- Awards: Geological Society of America Fellow

Academic background
- Alma mater: University of California, Irvine (M.S., Ph.D.)
- Thesis: Radiocarbon measurements of black carbon in sediments and a small river (1999)

Academic work
- Discipline: Biogeochemistry
- Institutions: Rice University
- Website: https://www.masiellolab.org/

= Caroline A. Masiello =

American biogeochemist

Caroline Masiello is a biogeochemist who develops tools to better understand the cycling and fate of globally relevant elemental cycles. She is a professor at Rice University in the Department of Earth, Environmental and Planetary Sciences and holds joint appointments in the Chemistry and Biochemistry Departments. Masiello was elected as a Fellow of the Geological Society of America in 2017. She currently leads an interdisciplinary team of scientists who are developing microbial sensors for earth system science.

== Early life and education ==
Masiello moved several times as a child, attending high school in Indiana, Pennsylvania. Here she attended the Pennsylvania's Governor's School for Sciences. She majored in Physics and Math at Earlham College, and graduated with honors in 1991. She went onto earn a Master of Science in Environmental Sciences from the University of North Carolina at Chapel Hill in 1993 and a Master of Science in Physical Chemistry from the University of California, Irvine in 1996. While at UC-Irvine Masiello worked with Ellen R.M. Druffel, developing biogeochemical tools to examine carbon pools. Her thesis, Radiocarbon measurements of black carbon in sediments of a small river, examined the temporal shifts of the particulate and dissolved carbon exported from the Santa Clara River, CA. using Δ^{14}C, earning her a Ph.D. in Earth System Science from UC-Irvine in 1999.

== Career and research ==
After her graduate studies, Masiello worked as a Postdoctoral Scholar at the Center for Accelerator Mass Spectrometry, Lawrence Livermore National Laboratory (1999-2002) and with the Geography Department at the University of California, Santa Barbara (2002-2004).
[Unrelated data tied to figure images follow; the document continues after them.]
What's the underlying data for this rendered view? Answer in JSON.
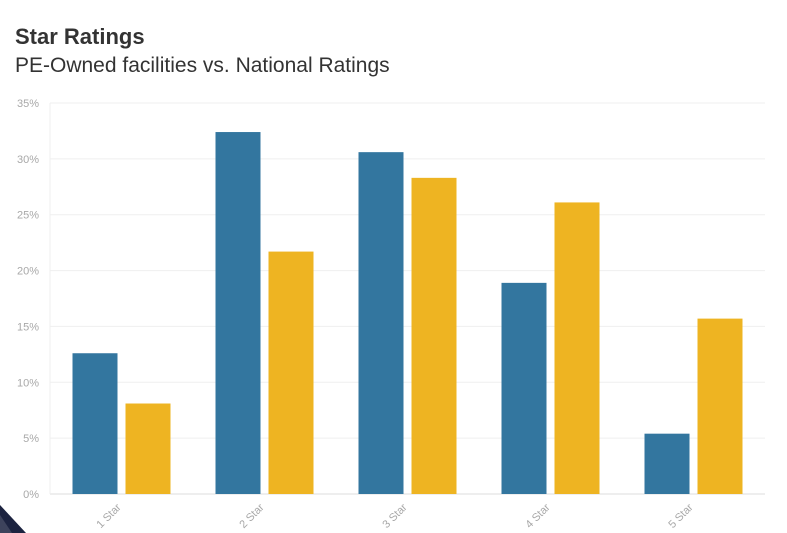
{
  "chart_data": {
    "type": "bar",
    "title": "Star Ratings",
    "subtitle": "PE-Owned facilities vs. National Ratings",
    "categories": [
      "1 Star",
      "2 Star",
      "3 Star",
      "4 Star",
      "5 Star"
    ],
    "series": [
      {
        "color": "#33769f",
        "values": [
          12.6,
          32.4,
          30.6,
          18.9,
          5.4
        ]
      },
      {
        "color": "#eeb422",
        "values": [
          8.1,
          21.7,
          28.3,
          26.1,
          15.7
        ]
      }
    ],
    "ylim": [
      0,
      35
    ],
    "y_ticks": [
      "0%",
      "5%",
      "10%",
      "15%",
      "20%",
      "25%",
      "30%",
      "35%"
    ],
    "y_tick_values": [
      0,
      5,
      10,
      15,
      20,
      25,
      30,
      35
    ],
    "grid": true,
    "xlabel": "",
    "ylabel": ""
  }
}
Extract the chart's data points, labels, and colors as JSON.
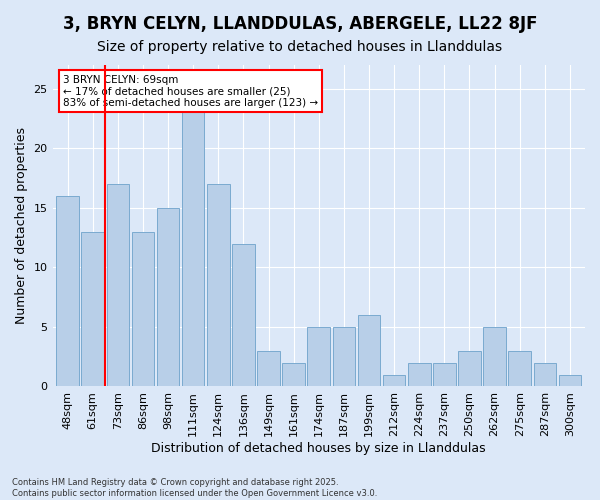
{
  "title1": "3, BRYN CELYN, LLANDDULAS, ABERGELE, LL22 8JF",
  "title2": "Size of property relative to detached houses in Llanddulas",
  "xlabel": "Distribution of detached houses by size in Llanddulas",
  "ylabel": "Number of detached properties",
  "bins": [
    "48sqm",
    "61sqm",
    "73sqm",
    "86sqm",
    "98sqm",
    "111sqm",
    "124sqm",
    "136sqm",
    "149sqm",
    "161sqm",
    "174sqm",
    "187sqm",
    "199sqm",
    "212sqm",
    "224sqm",
    "237sqm",
    "250sqm",
    "262sqm",
    "275sqm",
    "287sqm",
    "300sqm"
  ],
  "values": [
    16,
    13,
    17,
    13,
    15,
    24,
    17,
    12,
    3,
    2,
    5,
    5,
    6,
    1,
    2,
    2,
    3,
    5,
    3,
    2,
    1
  ],
  "bar_color": "#b8cfe8",
  "bar_edge_color": "#7aaad0",
  "vline_x": 1.5,
  "annotation_text": "3 BRYN CELYN: 69sqm\n← 17% of detached houses are smaller (25)\n83% of semi-detached houses are larger (123) →",
  "annotation_box_color": "white",
  "annotation_box_edge": "red",
  "background_color": "#dce8f8",
  "ylim": [
    0,
    27
  ],
  "yticks": [
    0,
    5,
    10,
    15,
    20,
    25
  ],
  "footnote": "Contains HM Land Registry data © Crown copyright and database right 2025.\nContains public sector information licensed under the Open Government Licence v3.0.",
  "title_fontsize": 12,
  "subtitle_fontsize": 10,
  "axis_fontsize": 9,
  "tick_fontsize": 8
}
She was appointed to the faculty at Rice University in 2004 where she serves as a member of the Department of Earth, Environmental and Planetary Sciences.

Masiello's research focuses on developing tools that allow her to understand how elements are cycling around the planet, this includes tools that track how cells communicate to one another (e.g.) to others that allow us to follow organic carbon pools from the atmosphere to mountain slopes to the ocean (eg.). In particular, her group focuses on how carbon is stored, transformed, and transported in and through soils, rivers, and oceans; thus it has contributed to basic and applied research in the fields of organic geochemistry and biogeochemistry. In particular her work has advanced our knowledge of black carbon (and biochar) within both aquatic and terrestrial environments (e.g.). For her “outstanding contributions into understanding the role of organic carbon in soils across Earth’s surface, which impacts a wide range of geoscience and other fields, such as agriculture and climate change” she was recognized as a Fellow by the Geological Society of America in 2017.

Masiello currently leads a team of scientists, including biochemist Jonathan Silberg and microbiologist Matthew Bennett, working to develop microbial biosensors that will help us improve our ability to manage our landscape to preserve and promote ecosystem services such as carbon sequestration and nitrate removal by alerting us to key biogeochemical processes.

Masiello's work has garnered support from a number of funding sources, including the National Science Foundation, U.S. Department of Energy, W.M. Keck Foundation, and more (e.g.).

=== Awards ===

- 2022 UCI Physical Sciences Alumni Hall of Fame
- 2017 Fellow Geological Society of America
- 2002-2003 American Fellow, American Association of University Women

=== Outreach ===
Masiello merges her research with teaching and outreach. Her lab hosts K-12 teachers from local Houston schools, working collaboratively with them, to develop earth science curricular materials.